M2 Sata SSD: ist gerade die Empfehlung für 1 TB.



Zu dem Eisbär kann ich leider nix sagen.


----------



## m4soN (28. Oktober 2019)

*AW: Mainboard und RAM Empfehlung für Ryzen 3800x*



AlphaMale schrieb:


> Ich würde das Paket empfehlen Warenkorb | Mindfactory.de
> Ram : Diesen kannst du, weil Micron E Dies gut übertakten. Wenn das Budget da ist, würde ich gleich 32 GB nehmen.
> Board: Hab ich auch, klasse P/L.
> M2 Sata SSD: ist gerade die Empfehlung für 1 TB.
> ...



Danke dir für dieses Feedback. Verzeih mir die Rückfrage, mit diesen ausgewählten Produkten "verpasse" ich nichts, oder? Wie sieht es mit Zukunftstauglichkeit aus? Hab nur kurz in einer PCGHW etwas über die 570 Boards und die PCI-E Belegung gelesen (ohne es schon direkt wieder zu verstehen). Da war immer wieder von PCI-E 4.0 vs 3.0 die Rede. Laut Mindfactory hat das Board 4.0 und damit fehlt mir nichts. Korrekt?

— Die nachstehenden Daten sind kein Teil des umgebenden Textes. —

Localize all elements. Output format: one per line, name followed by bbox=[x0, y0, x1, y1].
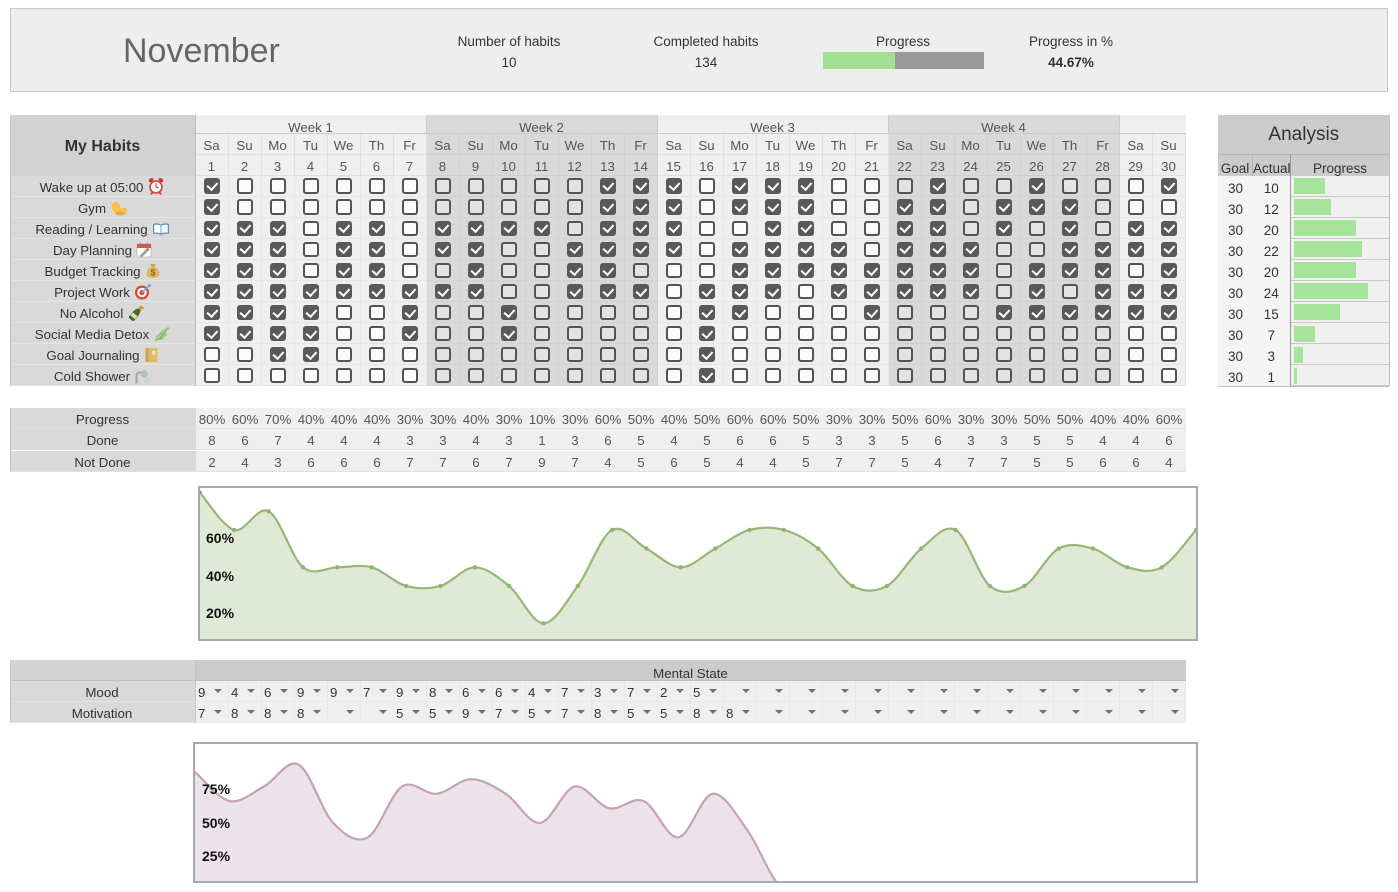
svg-text:$: $ bbox=[150, 267, 155, 277]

Kannst du vllt noch ganz kurz mir Wiedereinsteiger begründen warum ich damit super fahre und warum es andere aussticht?

Nochmal, danke für die schnelle Hilfe.


----------



## Threshold (28. Oktober 2019)

*AW: Mainboard und RAM Empfehlung für Ryzen 3800x*

Korrekt. Das Mainboard kann PCIe 4.0.


----------



## AlphaMale (28. Oktober 2019)

*AW: Mainboard und RAM Empfehlung für Ryzen 3800x*

Wie oben schon angedeutet: Ein sehr gutes P/ L Verhältnis:
Preislich recht günstiger Ram, der sich gut übertakten lässt (Ich habe die selben, allerdings 2x 8 GB), meiner läuft statt auf 3200 Mhz, auf 3800 Mhz (da ich viel Arma 3 zocke, profitiere ich davon durch ca 10-15 % höhere Min FPS).

Das Board hat eine aktuelle Plattform 570x und PciE 4, das Bios ist übersichtlich und recht durchdacht, ein paar Msi und auch einige Asus Boards (570x)  haben (mehr) Probleme, so bekommt man es hier und in anderen Foren mit.

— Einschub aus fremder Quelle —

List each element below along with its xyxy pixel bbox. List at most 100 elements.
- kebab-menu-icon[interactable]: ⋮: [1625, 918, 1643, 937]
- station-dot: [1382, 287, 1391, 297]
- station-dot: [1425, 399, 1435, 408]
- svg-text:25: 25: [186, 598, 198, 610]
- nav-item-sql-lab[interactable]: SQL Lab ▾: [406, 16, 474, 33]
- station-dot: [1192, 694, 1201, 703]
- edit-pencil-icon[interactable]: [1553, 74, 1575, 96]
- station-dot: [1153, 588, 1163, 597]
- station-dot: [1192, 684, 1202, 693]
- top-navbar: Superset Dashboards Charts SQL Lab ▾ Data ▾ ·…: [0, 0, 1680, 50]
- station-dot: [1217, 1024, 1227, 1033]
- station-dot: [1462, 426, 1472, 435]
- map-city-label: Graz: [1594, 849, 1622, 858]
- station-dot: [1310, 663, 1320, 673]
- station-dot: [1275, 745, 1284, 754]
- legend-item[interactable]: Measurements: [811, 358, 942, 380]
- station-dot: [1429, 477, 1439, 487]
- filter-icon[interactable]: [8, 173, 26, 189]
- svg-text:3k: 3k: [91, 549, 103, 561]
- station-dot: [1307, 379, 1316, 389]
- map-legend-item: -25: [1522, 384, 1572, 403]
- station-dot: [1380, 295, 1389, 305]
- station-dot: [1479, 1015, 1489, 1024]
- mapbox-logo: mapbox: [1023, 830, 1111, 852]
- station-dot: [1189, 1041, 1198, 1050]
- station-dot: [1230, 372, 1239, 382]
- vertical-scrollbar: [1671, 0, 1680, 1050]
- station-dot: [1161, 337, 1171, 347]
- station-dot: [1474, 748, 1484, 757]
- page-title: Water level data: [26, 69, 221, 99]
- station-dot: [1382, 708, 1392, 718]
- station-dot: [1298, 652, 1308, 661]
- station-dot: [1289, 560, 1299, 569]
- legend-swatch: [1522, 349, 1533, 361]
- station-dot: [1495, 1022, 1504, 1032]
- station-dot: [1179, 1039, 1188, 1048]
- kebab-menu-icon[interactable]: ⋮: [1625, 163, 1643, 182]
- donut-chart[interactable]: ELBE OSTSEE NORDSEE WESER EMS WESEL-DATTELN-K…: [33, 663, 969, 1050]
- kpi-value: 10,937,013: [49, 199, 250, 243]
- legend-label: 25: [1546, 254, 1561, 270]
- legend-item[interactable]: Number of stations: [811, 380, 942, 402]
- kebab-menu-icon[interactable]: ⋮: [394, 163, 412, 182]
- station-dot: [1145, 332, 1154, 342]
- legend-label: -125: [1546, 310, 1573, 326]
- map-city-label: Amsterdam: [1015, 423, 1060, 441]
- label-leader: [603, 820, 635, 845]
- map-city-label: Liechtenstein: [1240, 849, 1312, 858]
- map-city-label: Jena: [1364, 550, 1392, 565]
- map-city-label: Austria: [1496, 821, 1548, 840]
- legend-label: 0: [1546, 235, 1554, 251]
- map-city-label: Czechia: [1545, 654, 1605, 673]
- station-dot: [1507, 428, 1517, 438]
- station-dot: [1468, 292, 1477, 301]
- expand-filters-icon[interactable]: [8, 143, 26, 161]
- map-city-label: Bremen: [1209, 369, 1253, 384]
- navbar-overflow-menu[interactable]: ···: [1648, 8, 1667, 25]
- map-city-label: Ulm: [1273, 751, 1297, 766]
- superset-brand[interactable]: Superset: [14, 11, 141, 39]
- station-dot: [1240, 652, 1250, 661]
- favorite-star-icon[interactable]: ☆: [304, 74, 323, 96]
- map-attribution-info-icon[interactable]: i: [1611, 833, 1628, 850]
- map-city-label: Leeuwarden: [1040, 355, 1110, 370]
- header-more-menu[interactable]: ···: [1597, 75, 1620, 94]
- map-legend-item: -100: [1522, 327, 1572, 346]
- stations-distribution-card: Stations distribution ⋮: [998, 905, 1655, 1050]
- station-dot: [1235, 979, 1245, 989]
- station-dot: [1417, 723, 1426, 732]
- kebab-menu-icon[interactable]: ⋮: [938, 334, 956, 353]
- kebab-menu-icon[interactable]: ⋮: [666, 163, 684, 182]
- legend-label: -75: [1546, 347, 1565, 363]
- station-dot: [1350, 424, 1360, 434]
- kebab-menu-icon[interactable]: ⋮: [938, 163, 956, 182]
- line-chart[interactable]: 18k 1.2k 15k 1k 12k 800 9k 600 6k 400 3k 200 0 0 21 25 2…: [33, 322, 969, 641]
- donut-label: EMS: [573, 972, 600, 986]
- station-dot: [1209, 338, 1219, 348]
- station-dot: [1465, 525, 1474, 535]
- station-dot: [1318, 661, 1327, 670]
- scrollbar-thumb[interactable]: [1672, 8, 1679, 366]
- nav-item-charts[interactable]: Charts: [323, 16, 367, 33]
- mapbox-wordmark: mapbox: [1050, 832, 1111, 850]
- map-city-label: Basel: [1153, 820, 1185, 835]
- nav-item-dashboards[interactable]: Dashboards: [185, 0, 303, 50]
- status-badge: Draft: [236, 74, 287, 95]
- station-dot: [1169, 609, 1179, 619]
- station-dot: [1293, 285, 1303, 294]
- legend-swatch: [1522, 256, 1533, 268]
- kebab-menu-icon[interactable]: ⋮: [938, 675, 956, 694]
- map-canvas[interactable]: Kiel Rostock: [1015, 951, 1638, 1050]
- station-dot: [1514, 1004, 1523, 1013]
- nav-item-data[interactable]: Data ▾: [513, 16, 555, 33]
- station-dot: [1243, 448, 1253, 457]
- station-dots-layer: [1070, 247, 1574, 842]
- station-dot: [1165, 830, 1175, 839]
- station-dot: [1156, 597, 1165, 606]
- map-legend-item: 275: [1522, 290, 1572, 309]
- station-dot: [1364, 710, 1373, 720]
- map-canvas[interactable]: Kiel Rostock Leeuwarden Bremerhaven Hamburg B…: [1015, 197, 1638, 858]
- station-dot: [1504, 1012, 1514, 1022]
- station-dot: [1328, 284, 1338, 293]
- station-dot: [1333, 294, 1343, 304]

Die SSD hat zwar "nur" QLC Flashspeicher,, bei dem zu erwartenden Einsatzszenario (Gaming) lässt ein evtl. früher "voll laufender" Cache als sehr unwahrscheinlich erscheinen. Das wäre nur ein Nachteil, wenn du häufig 50 GB großer Dateien verschiebst (und bei der M2 durch die große Bandbreite von M2 sehr unwahrscheinlich.

Ich werde jetzt nicht jede einzelne Komponente einem entsprechenden Counterpart gegenüberstellen, das wirst du verstehen, krieg dafür ja kein Redakteursgehalt


----------



## m4soN (28. Oktober 2019)

*AW: Mainboard und RAM Empfehlung für Ryzen 3800x*

Um Gottes Willen. Das hab ich auch gar nicht erwartet und bin dir schon dankbar für die Erklärung. Ich hoffe das kam nicht falsch rüber.

Gerade folgenden Deal entdeckt. Wie siehts mit den RAM aus? 

Corsair Vengeance LPX (2x, 16GB, DDR4-3200, DIMM 288) - Galaxus


----------



## AlphaMale (28. Oktober 2019)

*AW: Mainboard und RAM Empfehlung für Ryzen 3800x*

Dazu finde ich die Info, das sich darunter wohl Chips von Hynix verbergen. Die sind im allgemeinen (etwas) schlechter/ schwieriger zu übertakten. Siehe Ryzen RAM Oc Threads hier oder bei Computerbase.


----------